Coincident labor market statistics
Non-farm payrolls give the most encompassing image of the US job market but three other statistics are useful in judging the health and direction of job creation: ADP payrolls; initial jobless claims; and the employment purchasing managers’’ indexes from the Institute for Supply Management.
NFP and ADP
The ADP and NFP figures are complimentary. The ADP figures are based on its 411,000 corporate clients while the BLS numbers cover the entire economy and include government hiring at all levels, federal, state and local.
The correlation between the two numbers is good. One of the reasons for the extra attention on the June NFP was the coincidence of the two statistics in May.
The PMI surveys are sentiment indicators. Business executives are asked to characterize their current and future hiring plans. As a gauge of attitudes they do not necessarily predict actual employment actions.
In 2015 and 2016 the manufacturing employment index dropped sharply, falling below 50 for much of the period but actual employment was healthy with NFP averaging 227,000 in 2015 and 194,000 in 2016.

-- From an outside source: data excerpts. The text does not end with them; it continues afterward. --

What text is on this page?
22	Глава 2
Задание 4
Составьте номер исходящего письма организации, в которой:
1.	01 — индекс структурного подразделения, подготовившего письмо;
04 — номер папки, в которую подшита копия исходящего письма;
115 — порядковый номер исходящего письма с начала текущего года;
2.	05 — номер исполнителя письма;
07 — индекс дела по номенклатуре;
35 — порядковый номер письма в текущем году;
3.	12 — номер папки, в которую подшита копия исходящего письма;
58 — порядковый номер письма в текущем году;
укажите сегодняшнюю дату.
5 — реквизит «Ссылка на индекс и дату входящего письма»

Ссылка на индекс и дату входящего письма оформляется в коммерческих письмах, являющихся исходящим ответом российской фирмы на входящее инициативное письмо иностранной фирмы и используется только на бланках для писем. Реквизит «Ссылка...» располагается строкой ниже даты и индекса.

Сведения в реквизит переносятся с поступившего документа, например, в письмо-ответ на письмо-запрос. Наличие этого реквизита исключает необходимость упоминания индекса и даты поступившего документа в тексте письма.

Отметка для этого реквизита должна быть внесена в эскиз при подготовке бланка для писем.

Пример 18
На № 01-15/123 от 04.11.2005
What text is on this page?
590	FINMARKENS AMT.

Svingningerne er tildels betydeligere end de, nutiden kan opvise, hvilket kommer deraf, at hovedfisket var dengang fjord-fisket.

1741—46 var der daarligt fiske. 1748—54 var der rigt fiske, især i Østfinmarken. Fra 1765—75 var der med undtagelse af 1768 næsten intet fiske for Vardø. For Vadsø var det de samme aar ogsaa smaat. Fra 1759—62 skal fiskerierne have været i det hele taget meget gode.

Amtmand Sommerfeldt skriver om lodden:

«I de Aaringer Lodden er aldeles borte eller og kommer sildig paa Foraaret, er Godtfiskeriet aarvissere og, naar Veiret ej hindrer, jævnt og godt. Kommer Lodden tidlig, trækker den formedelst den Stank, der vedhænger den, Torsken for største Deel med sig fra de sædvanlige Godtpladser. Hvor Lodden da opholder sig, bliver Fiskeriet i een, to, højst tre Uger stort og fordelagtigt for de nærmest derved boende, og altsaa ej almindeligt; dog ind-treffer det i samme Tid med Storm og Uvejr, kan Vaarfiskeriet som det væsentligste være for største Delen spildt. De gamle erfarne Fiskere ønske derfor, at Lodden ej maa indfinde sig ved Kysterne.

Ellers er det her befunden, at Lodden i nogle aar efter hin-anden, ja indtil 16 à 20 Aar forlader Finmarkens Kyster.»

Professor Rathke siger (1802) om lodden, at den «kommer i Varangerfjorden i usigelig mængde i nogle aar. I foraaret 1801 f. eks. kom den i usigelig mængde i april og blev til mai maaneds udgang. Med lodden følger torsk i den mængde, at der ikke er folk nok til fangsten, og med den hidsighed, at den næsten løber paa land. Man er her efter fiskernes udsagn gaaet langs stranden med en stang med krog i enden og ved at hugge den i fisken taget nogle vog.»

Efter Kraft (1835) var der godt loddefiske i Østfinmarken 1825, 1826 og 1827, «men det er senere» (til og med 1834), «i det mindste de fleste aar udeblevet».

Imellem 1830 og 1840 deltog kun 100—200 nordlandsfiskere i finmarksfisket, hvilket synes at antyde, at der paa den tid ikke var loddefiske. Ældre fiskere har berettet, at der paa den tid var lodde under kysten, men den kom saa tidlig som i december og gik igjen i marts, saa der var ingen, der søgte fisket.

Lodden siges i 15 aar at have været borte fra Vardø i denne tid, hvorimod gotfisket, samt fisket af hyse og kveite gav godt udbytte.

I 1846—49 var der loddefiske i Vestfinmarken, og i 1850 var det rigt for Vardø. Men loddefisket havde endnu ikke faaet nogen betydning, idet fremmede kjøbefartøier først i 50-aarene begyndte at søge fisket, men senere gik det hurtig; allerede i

The manufacturing employment PMI rose to 54.5 in June from 53.7 in May though it is down from its highs of last year. Throughout the period of its fall, roughly September through April payrolls were unaffected by the worries of the executives. In April the NFP 12-month moving averge was 212,000, in September 2018 it had been 219,000.
Services employment PMI jumped to 58.1 in May from 53.7 prior. It is a relatively strong reading, commensurate with many over the past two year and not, in itself indicating a rising disinclination to hire.
The US-China trade dispute has clearly taken a toll on the optimism of business executives particularly in the manufacturing sector. Nonetheless until the last four months there had been no carryover into hiring. The volatility of the last four months in the NFP may be an early sign of an actual impact or they may be an unusual but not significant statistical event.
Initial jobless claims
Initial claims have been at or near five decade lows for more than a year. Though claims are a good indicator of serious trouble in the labor market they are less useful as an indicator for a period when firms have curtailed or stopped hiring but not yet begun to lay off workers.
The 4-week moving of 221,250 in the third week of June is the lowest since January 1970 a period in which the US population grew 60%.
Is excellent job creation, a staple of the US economy for two years and more about to shift to a lower level? Have the well documented declines in business optimism finally worked into business decisions?
The appearance of two very weak payroll reports coupled with similar poor numbers from ADP would seem to indicate that more than statistical chance is at work. Economic growth has shifted lower in the second quarter. The US/China trade dispute, the source of so much business angst does not seem to be headed for resolution anytime soon. In fact given the situation, it would be remarkable if there was no impact on the labor market.